Is Microsoft Copilot in Excel better than Gemini in Google Sheets?
For analytical work specifically, Copilot in Excel currently provides a more integrated experience because it can see and reason about your spreadsheet structure directly, generating formulas and pivot tables that are specific to your actual data layout. Gemini in Google Sheets has improved significantly and covers similar ground for most common AI-assisted tasks. The gap between them has narrowed over the past year. Copilot still leads for analysts who want AI to actively participate in data analysis and insight generation rather than primarily assisting with formula writing.
Which is better for collaboration, Google Sheets or Excel?

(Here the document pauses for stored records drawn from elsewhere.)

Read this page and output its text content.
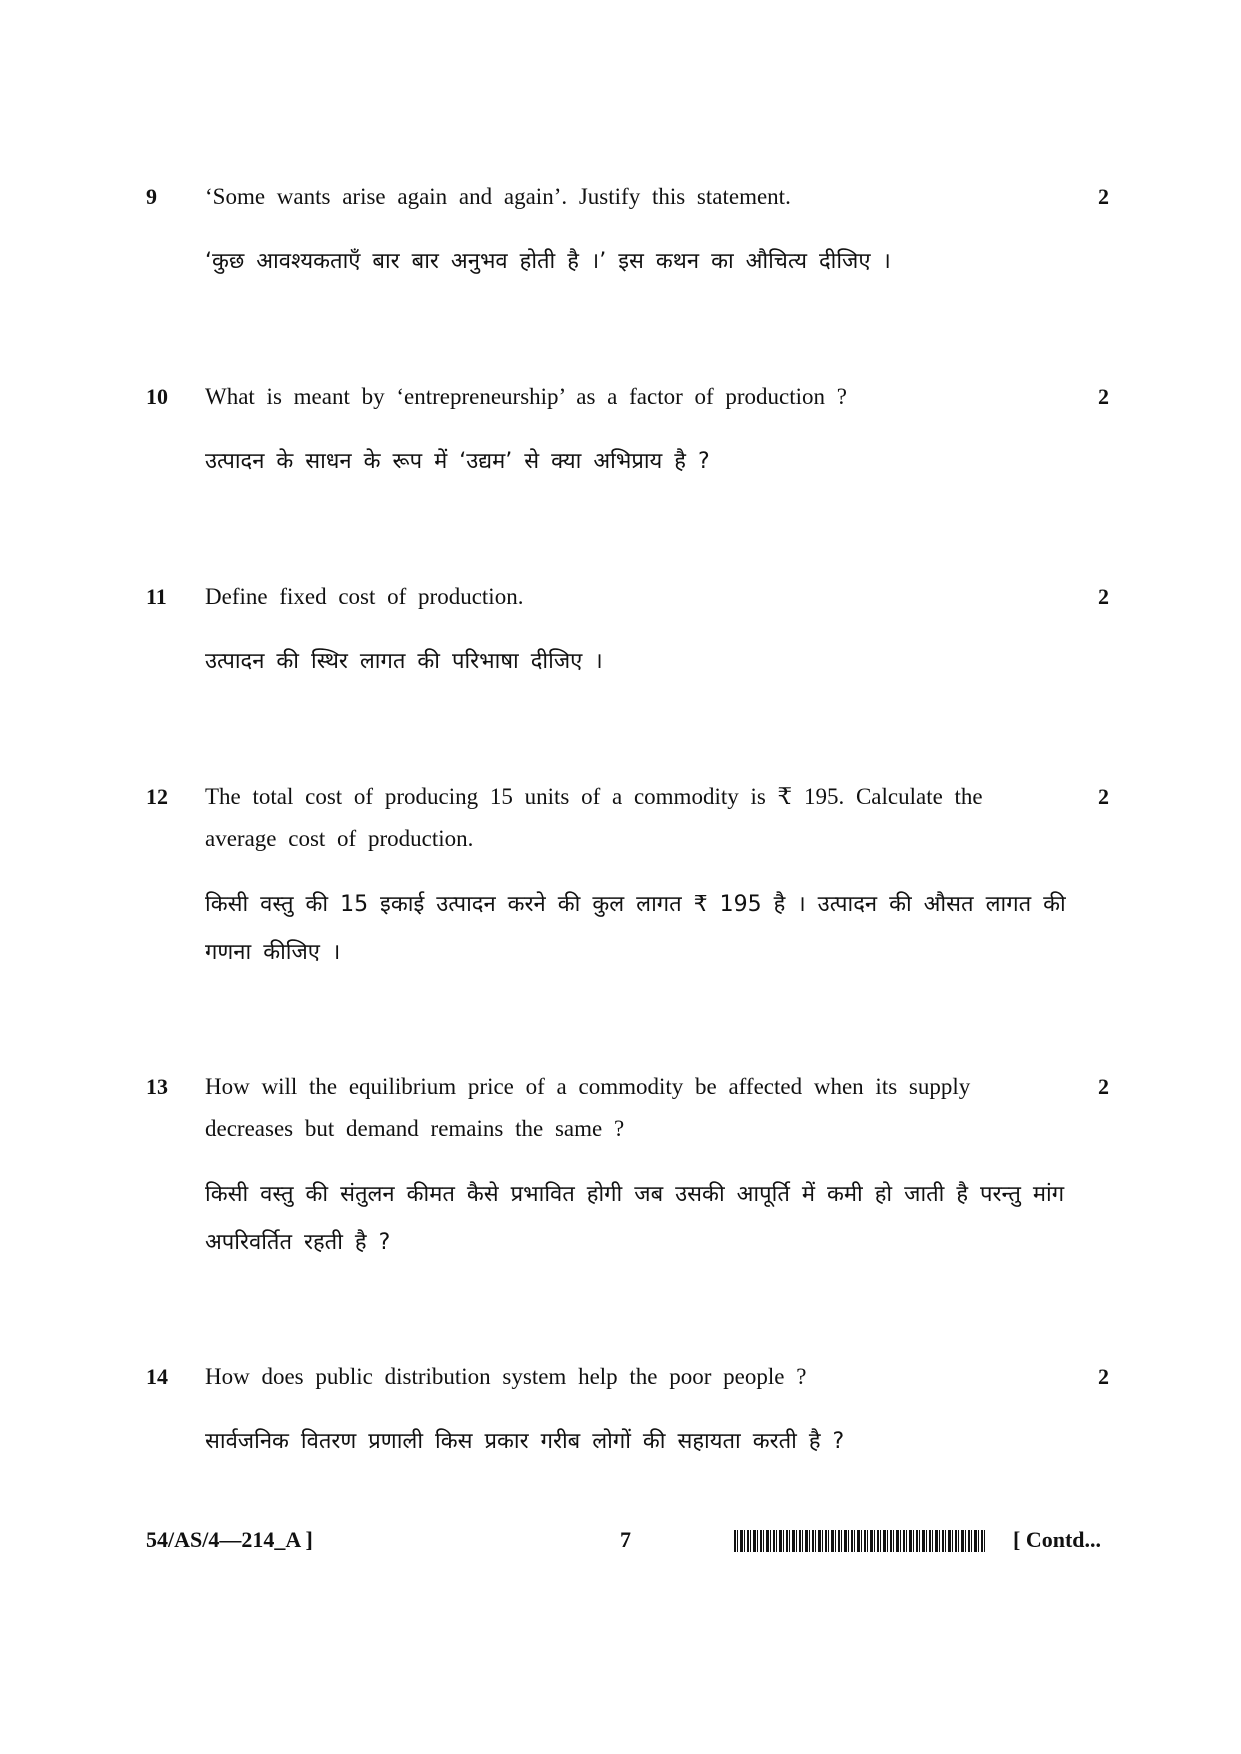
9 ‘Some wants arise again and again’. Justify this statement.	2
‘कुछ आवश्यकताएँ बार बार अनुभव होती है ।’ इस कथन का औचित्य दीजिए ।
10 What is meant by ‘entrepreneurship’ as a factor of production ?	2
उत्पादन के साधन के रूप में ‘उद्यम’ से क्या अभिप्राय है ?
11 Define fixed cost of production.	2
उत्पादन की स्थिर लागत की परिभाषा दीजिए ।
12 The total cost of producing 15 units of a commodity is ₹ 195. Calculate the average cost of production.
2
किसी वस्तु की 15 इकाई उत्पादन करने की कुल लागत ₹ 195 है । उत्पादन की औसत लागत की गणना कीजिए ।
13 How will the equilibrium price of a commodity be affected when its supply decreases but demand remains the same ?
2
किसी वस्तु की संतुलन कीमत कैसे प्रभावित होगी जब उसकी आपूर्ति में कमी हो जाती है परन्तु मांग अपरिवर्तित रहती है ?
14 How does public distribution system help the poor people ?	2
सार्वजनिक वितरण प्रणाली किस प्रकार गरीब लोगों की सहायता करती है ?
54/AS/4—214_A ]	7	[ Contd...
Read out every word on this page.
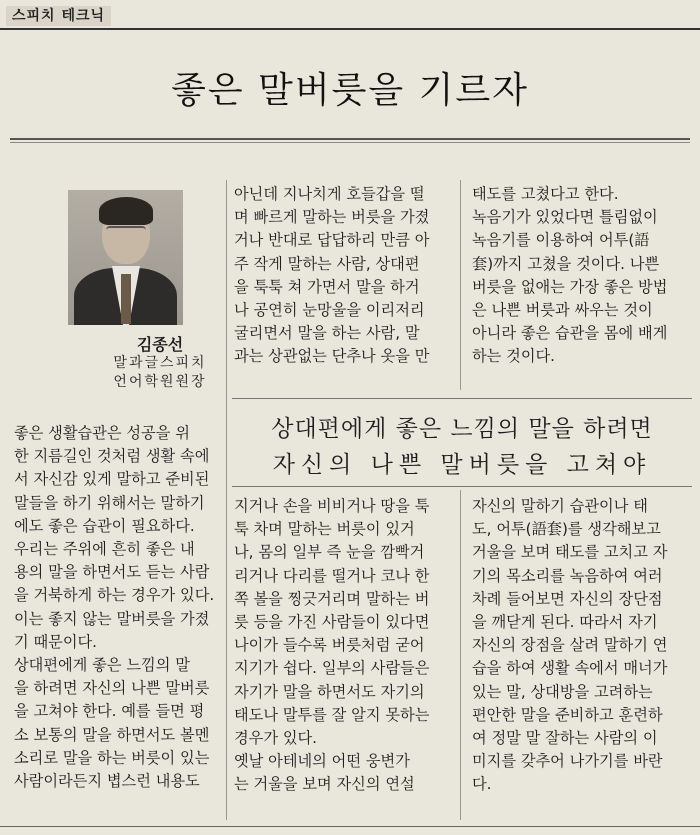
스피치 테크닉
좋은 말버릇을 기르자
김종선
말과글스피치
언어학원원장
좋은 생활습관은 성공을 위
한 지름길인 것처럼 생활 속에
서 자신감 있게 말하고 준비된
말들을 하기 위해서는 말하기
에도 좋은 습관이 필요하다.
우리는 주위에 흔히 좋은 내
용의 말을 하면서도 듣는 사람
을 거북하게 하는 경우가 있다.
이는 좋지 않는 말버릇을 가졌
기 때문이다.
상대편에게 좋은 느낌의 말
을 하려면 자신의 나쁜 말버릇
을 고쳐야 한다. 예를 들면 평
소 보통의 말을 하면서도 볼멘
소리로 말을 하는 버릇이 있는
사람이라든지 볍스런 내용도
아닌데 지나치게 호들갑을 떨
며 빠르게 말하는 버릇을 가졌
거나 반대로 답답하리 만큼 아
주 작게 말하는 사람, 상대편
을 툭툭 쳐 가면서 말을 하거
나 공연히 눈망울을 이리저리
굴리면서 말을 하는 사람, 말
과는 상관없는 단추나 옷을 만
태도를 고쳤다고 한다.
녹음기가 있었다면 틀림없이
녹음기를 이용하여 어투(語
套)까지 고쳤을 것이다. 나쁜
버릇을 없애는 가장 좋은 방법
은 나쁜 버릇과 싸우는 것이
아니라 좋은 습관을 몸에 배게
하는 것이다.
상대편에게 좋은 느낌의 말을 하려면
자신의 나쁜 말버릇을 고쳐야
지거나 손을 비비거나 땅을 툭
툭 차며 말하는 버릇이 있거
나, 몸의 일부 즉 눈을 깜빡거
리거나 다리를 떨거나 코나 한
쪽 볼을 찡긋거리며 말하는 버
릇 등을 가진 사람들이 있다면
나이가 들수록 버릇처럼 굳어
지기가 쉽다. 일부의 사람들은
자기가 말을 하면서도 자기의
태도나 말투를 잘 알지 못하는
경우가 있다.
옛날 아테네의 어떤 웅변가
는 거울을 보며 자신의 연설
자신의 말하기 습관이나 태
도, 어투(語套)를 생각해보고
거울을 보며 태도를 고치고 자
기의 목소리를 녹음하여 여러
차례 들어보면 자신의 장단점
을 깨닫게 된다. 따라서 자기
자신의 장점을 살려 말하기 연
습을 하여 생활 속에서 매너가
있는 말, 상대방을 고려하는
편안한 말을 준비하고 훈련하
여 정말 말 잘하는 사람의 이
미지를 갖추어 나가기를 바란
다.
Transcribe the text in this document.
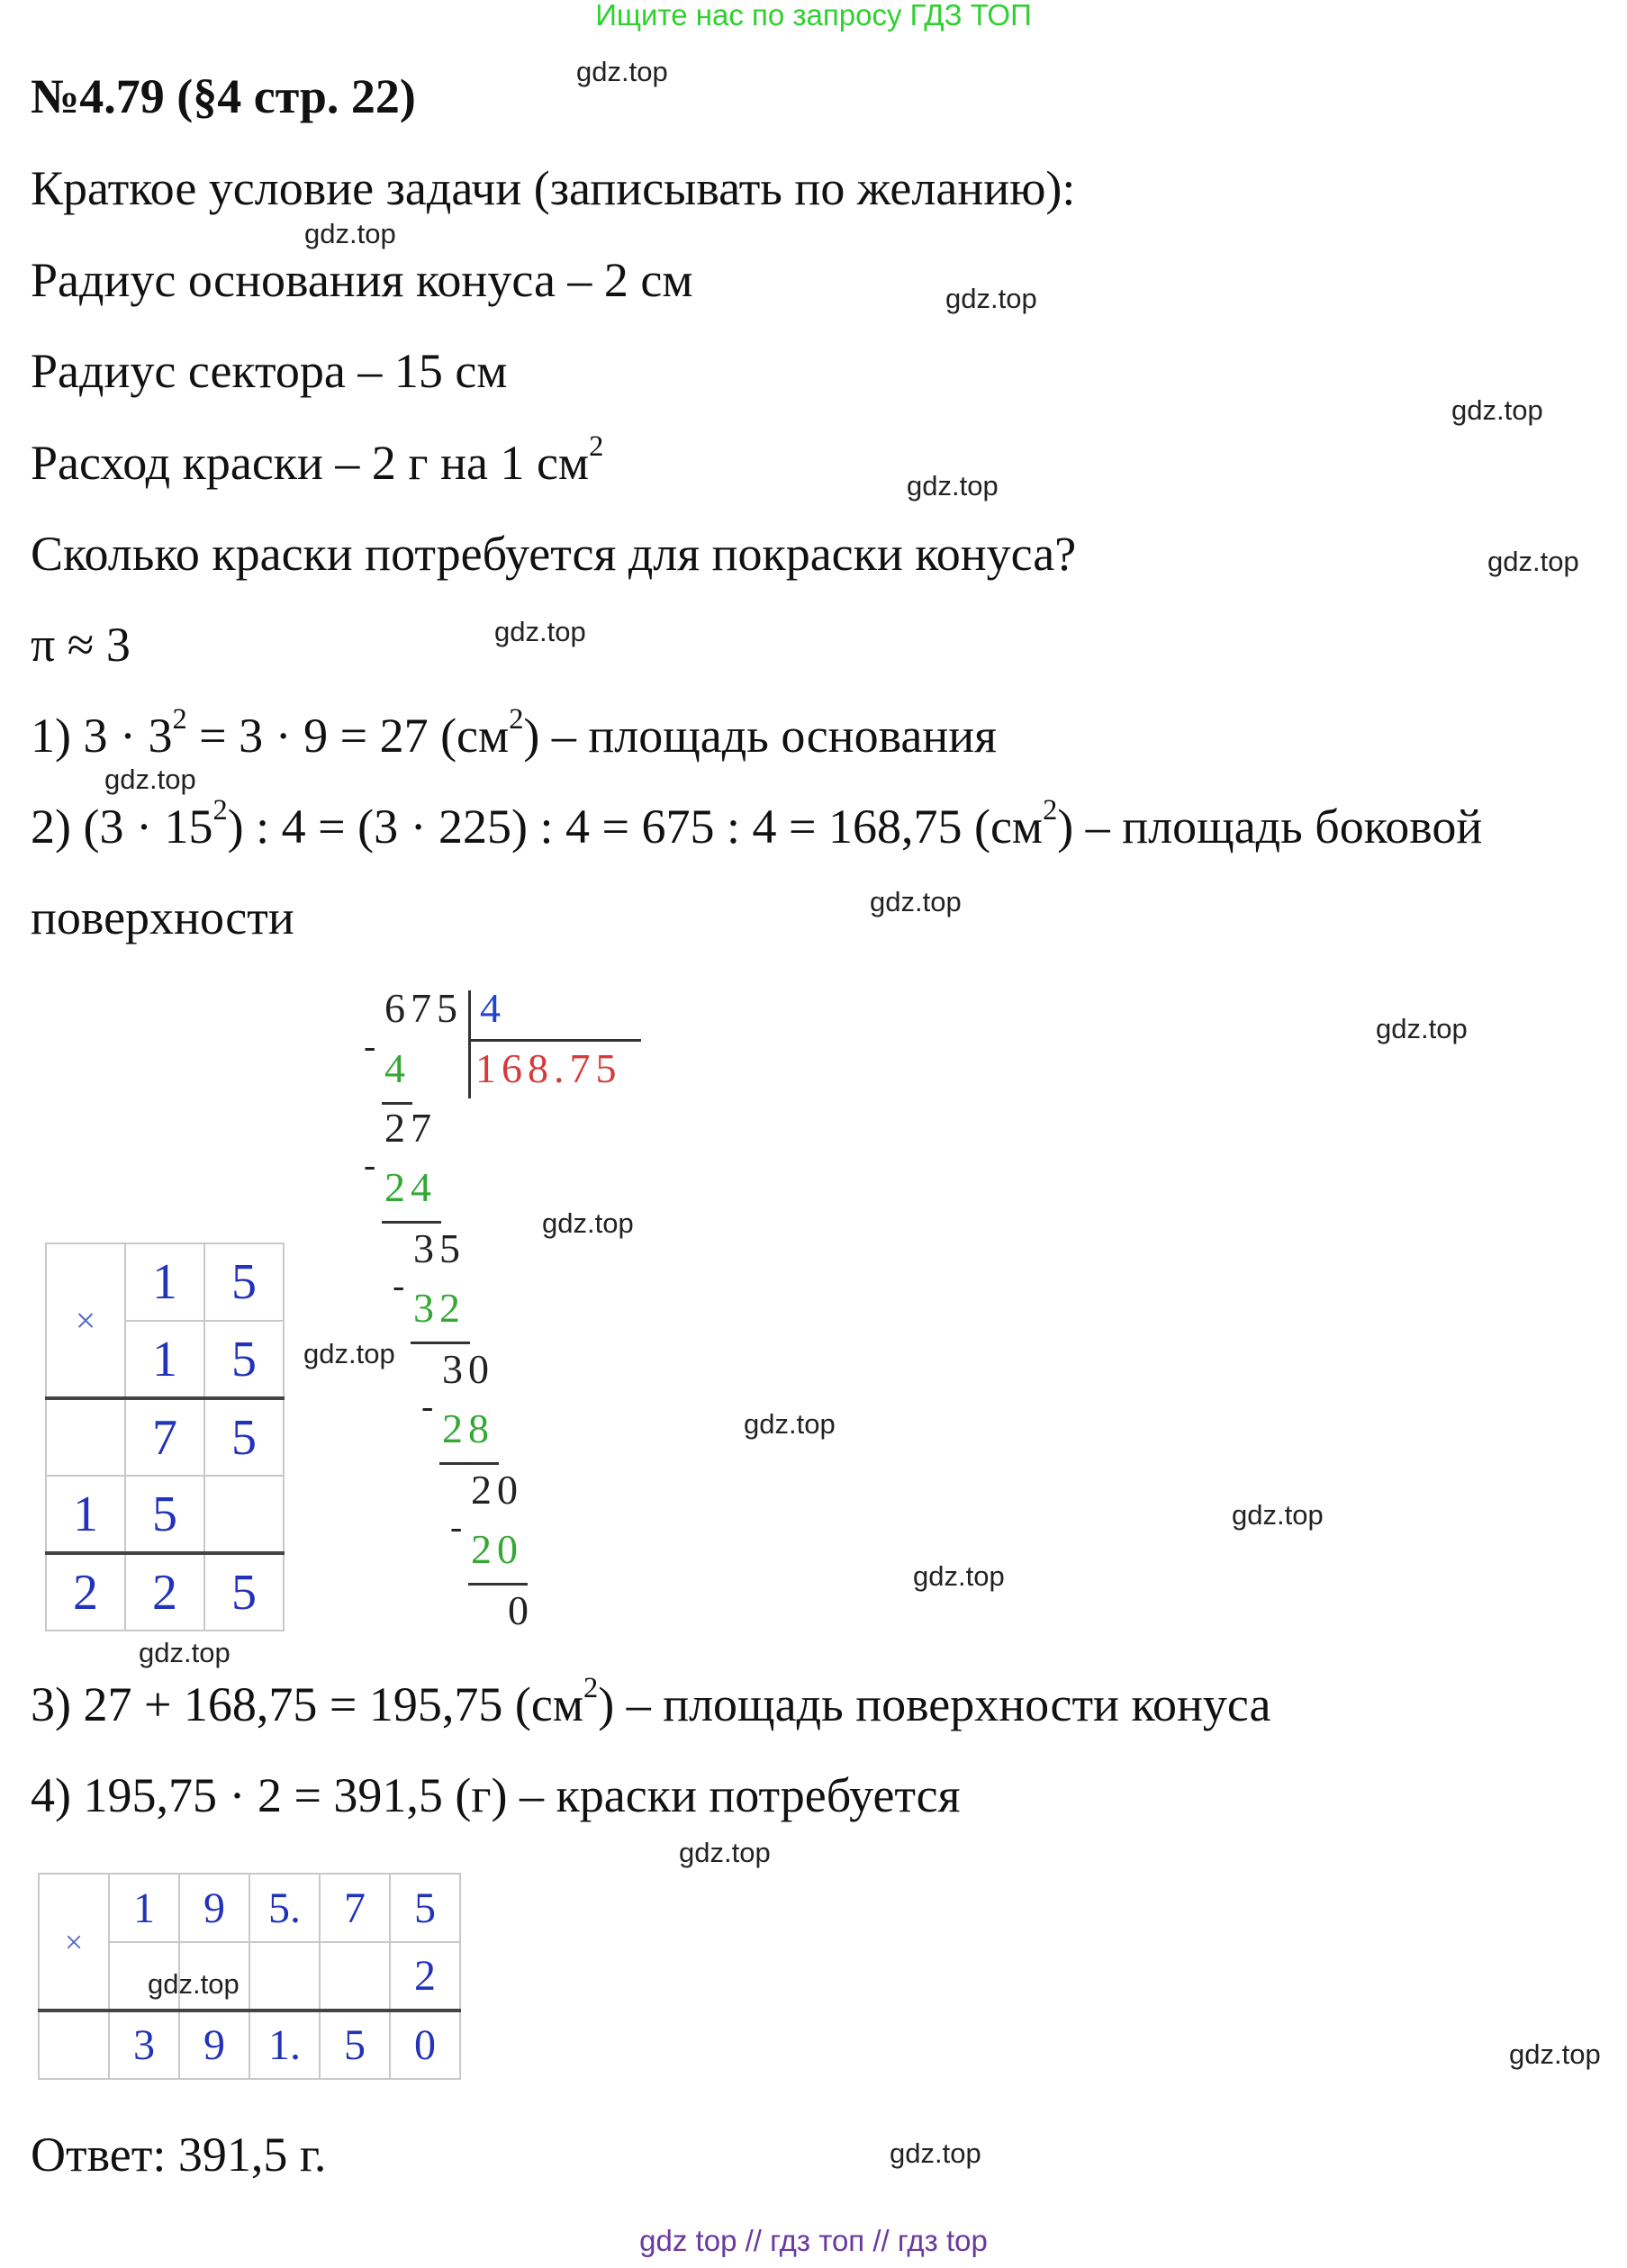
Ищите нас по запросу ГДЗ ТОП
№4.79 (§4 стр. 22)
Краткое условие задачи (записывать по желанию):
Радиус основания конуса – 2 см
Радиус сектора – 15 см
Расход краски – 2 г на 1 $см^2$
Сколько краски потребуется для покраски конуса?
π ≈ 3
1) $3 \cdot 3^2 = 3 \cdot 9 = 27$ $(см^2)$ – площадь основания
2) $(3 \cdot 15^2)$ : 4 = (3 · 225) : 4 = 675 : 4 = 168,75 $(см^2)$ – площадь боковой
поверхности
675 4
168.75
- 4
27
- 24
35
- 32
30
- 28
20
- 20
0
×	1	5
	1	5
	7	5
1	5	
2	2	5
3) 27 + 168,75 = 195,75 $(см^2)$ – площадь поверхности конуса
4) 195,75 · 2 = 391,5 (г) – краски потребуется
×	1	9	5.	7	5
					2
	3	9	1.	5	0
Ответ: 391,5 г.
gdz.top
gdz.top
gdz.top
gdz.top
gdz.top
gdz.top
gdz.top
gdz.top
gdz.top
gdz.top
gdz.top
gdz.top
gdz.top
gdz.top
gdz.top
gdz.top
gdz.top
gdz.top
gdz.top
gdz.top
gdz top // гдз топ // гдз top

Google Sheets provides a smoother real-time collaboration experience and a simpler sharing model, particularly for sharing with external collaborators outside your organization. Excel through Microsoft 365 with OneDrive or SharePoint now supports real-time co-authoring that is functional for most collaborative use cases and integrates naturally with organizations already standardized on Microsoft 365. The practical advantage depends on your organizational context. Google Sheets is the better default for collaboration in mixed or external sharing scenarios. Excel collaboration is better when the entire team is inside a Microsoft 365 environment.
Should I learn Google Sheets or Excel first?
Learn Excel first if your goal is data analyst employability. Excel proficiency appears more frequently in data analyst job requirements and the analytical depth you develop learning Excel transfers to Google Sheets more easily than the reverse. Learn Google Sheets alongside Excel if you work in or plan to work in organizations that run Google Workspace, which is common in startups, technology companies, and education. Proficiency in both is more valuable than deep proficiency in one for most analyst roles in 2026.